Doubting Thomas

(The Nationalist, 08 April 2005)

 

In Holy Week we sometimes think badly of the apostles. They didn’t put up a very good show. Peter especially, the first among them, three times shouted out his denials of even knowing Jesus.

But think of their situation. For most of three years, the apostles had followed Jesus on his travels around Palestine. They had heard him speaking to people, see off his critics’ carping negativity, heal people, feed hungry crowds with a handful of food, even raise the dead to life. How could they not have been carried away with the wonder of it all?
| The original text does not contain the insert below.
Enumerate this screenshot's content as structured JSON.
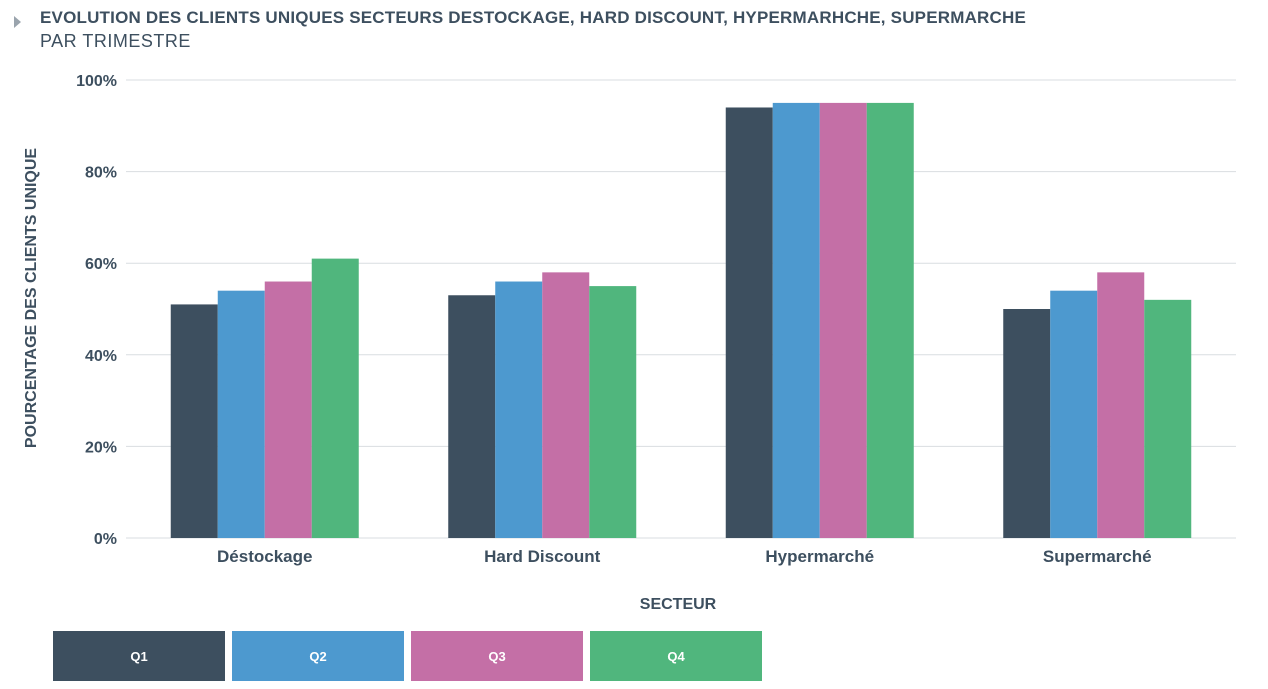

How could they not have been filled with hope that this Jesus was the Messiah, the anointed one of God, the one chosen and sent by God to save his people?
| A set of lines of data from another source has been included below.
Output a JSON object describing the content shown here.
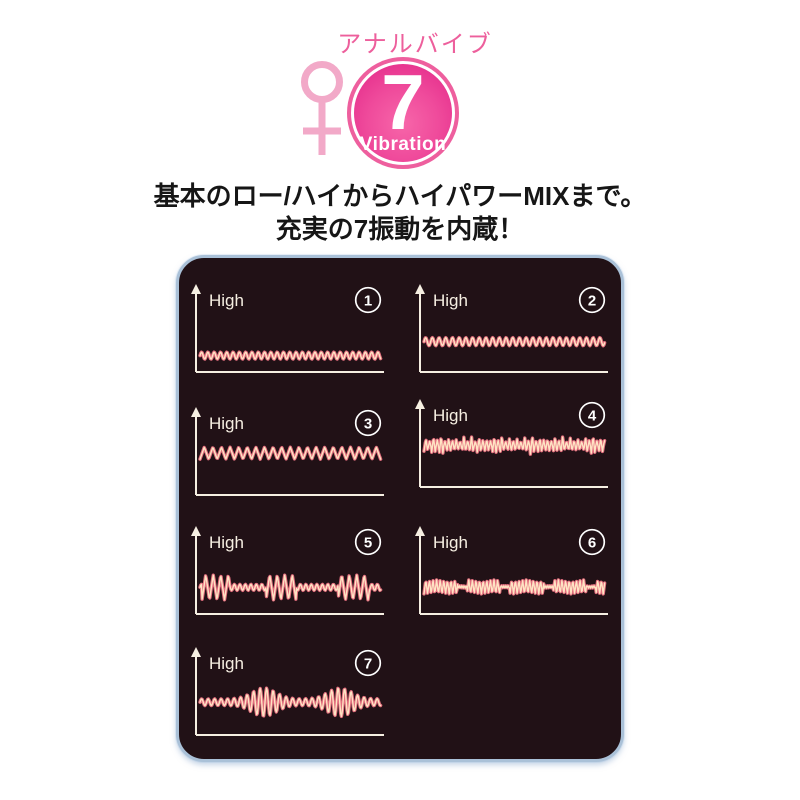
{
  "header": {
    "top_label": "アナルバイブ",
    "gender_symbol": "female-sign",
    "badge": {
      "number": "7",
      "text": "Vibration"
    },
    "headline_line1": "基本のロー/ハイからハイパワーMIXまで。",
    "headline_line2": "充実の7振動を内蔵！"
  },
  "colors": {
    "label_pink": "#ed5f9c",
    "symbol_pink": "#f2a9c8",
    "badge_pink": "#e52e8c",
    "headline_black": "#161616",
    "panel_bg": "#211116",
    "panel_border": "#aac1d8",
    "axis_white": "#f6efe2",
    "wave_outer_pink": "#e26e7e",
    "wave_inner_cream": "#ffe4c4",
    "circle_number_white": "#ffffff"
  },
  "chart_data": {
    "type": "line",
    "title": "7 vibration patterns (intensity vs time)",
    "ylabel": "High",
    "x_axis": "time (unlabeled)",
    "grid": false,
    "charts": [
      {
        "number": "1",
        "axis_label": "High",
        "pattern": "sine",
        "level": 0.2,
        "params": {
          "period": 6.3,
          "amp": 3.5
        },
        "description": "steady low-intensity fine sine vibration"
      },
      {
        "number": "2",
        "axis_label": "High",
        "pattern": "sine",
        "level": 0.37,
        "params": {
          "period": 6.7,
          "amp": 4
        },
        "description": "steady medium-intensity fine sine vibration"
      },
      {
        "number": "3",
        "axis_label": "High",
        "pattern": "triangle",
        "level": 0.51,
        "params": {
          "period": 8.6,
          "amp": 6
        },
        "description": "steady high-intensity zigzag vibration"
      },
      {
        "number": "4",
        "axis_label": "High",
        "pattern": "spiky",
        "level": 0.51,
        "params": {
          "period": 3.8,
          "amp_var": [
            6,
            4,
            8,
            5,
            9,
            4,
            7,
            5
          ]
        },
        "description": "steady high-intensity dense jagged vibration"
      },
      {
        "number": "5",
        "axis_label": "High",
        "pattern": "heartbeat",
        "level": 0.325,
        "params": {
          "ripple_period": 5.5,
          "ripple_amp": 3,
          "burst_period": 7.5,
          "burst_amp": 12.5,
          "burst_windows": [
            [
              2,
              30
            ],
            [
              66,
              96
            ],
            [
              138,
              170
            ]
          ]
        },
        "description": "pulse bursts of strong spikes between fine ripples"
      },
      {
        "number": "6",
        "axis_label": "High",
        "pattern": "packets",
        "level": 0.33,
        "params": {
          "period": 3.6,
          "amp": 7,
          "packet_len": 34,
          "gap_len": 9,
          "gap_amp": 1.2
        },
        "description": "repeating packets of dense medium vibration"
      },
      {
        "number": "7",
        "axis_label": "High",
        "pattern": "am",
        "level": 0.4,
        "params": {
          "period": 6.5,
          "ripple_amp": 3.3,
          "bursts": [
            {
              "center": 64,
              "sigma": 12,
              "amp": 11
            },
            {
              "center": 140,
              "sigma": 12,
              "amp": 11
            }
          ]
        },
        "description": "gentle ripple swelling twice into strong wave bursts"
      }
    ]
  }
}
And then the dream turned to a nightmare: Jesus arrested, condemned in a show trial, publicly humiliated and scourged, a mock crown, made of thorns, beaten into his head, and then led off like a criminal, carrying the beam of crucifixion to the place of his execution.

Maybe they watched all that from a distance, wondering if God might intervene and save Jesus, giving him a great victory at the last moment, one that would confound his enemies. But that didn’t happen. The nails were hammered into his body, the wood was hoisted into a vertical position, until it dropped into its prepared slot, jarring the wounds in his hands and feet as it did so, until he died. And Jesus’ death was confirmed by the soldier piercing his side with a lance until blood and water flowed out.

The apostles had two powerful and seemingly contradictory experiences. The first was of Jesus as one chosen by God in a way unique in human history. The second was of him humiliated and killed like a criminal, and God doing nothing to stop it. How could both be true of one man? The apostles must have experienced a period of total confusion, doubt and uncertainty, a collapse of morale. They must even have wondered if they were going insane, if the whole thing were not a delusion.

Is it any wonder that, when Thomas was told that Jesus had risen, he said he would not believe it unless he saw Jesus for himself, and put his fingers into the holes made by the nails and the lance?

The day came when Thomas saw Jesus before him, and the first thing Jesus said was not, ‘I told you so, Thomas’, but ‘Peace be with you’. And he put Thomas’ finger into the wounds in his hands, and took his hand and put it into the wound in his side. Thomas, caught up in an emotional roller-coaster, exclaimed, ‘My Lord and my God!’

Seeing is not believing, but believing is seeing.

 

For those in a hurry: Value “the sacrament of the present moment”.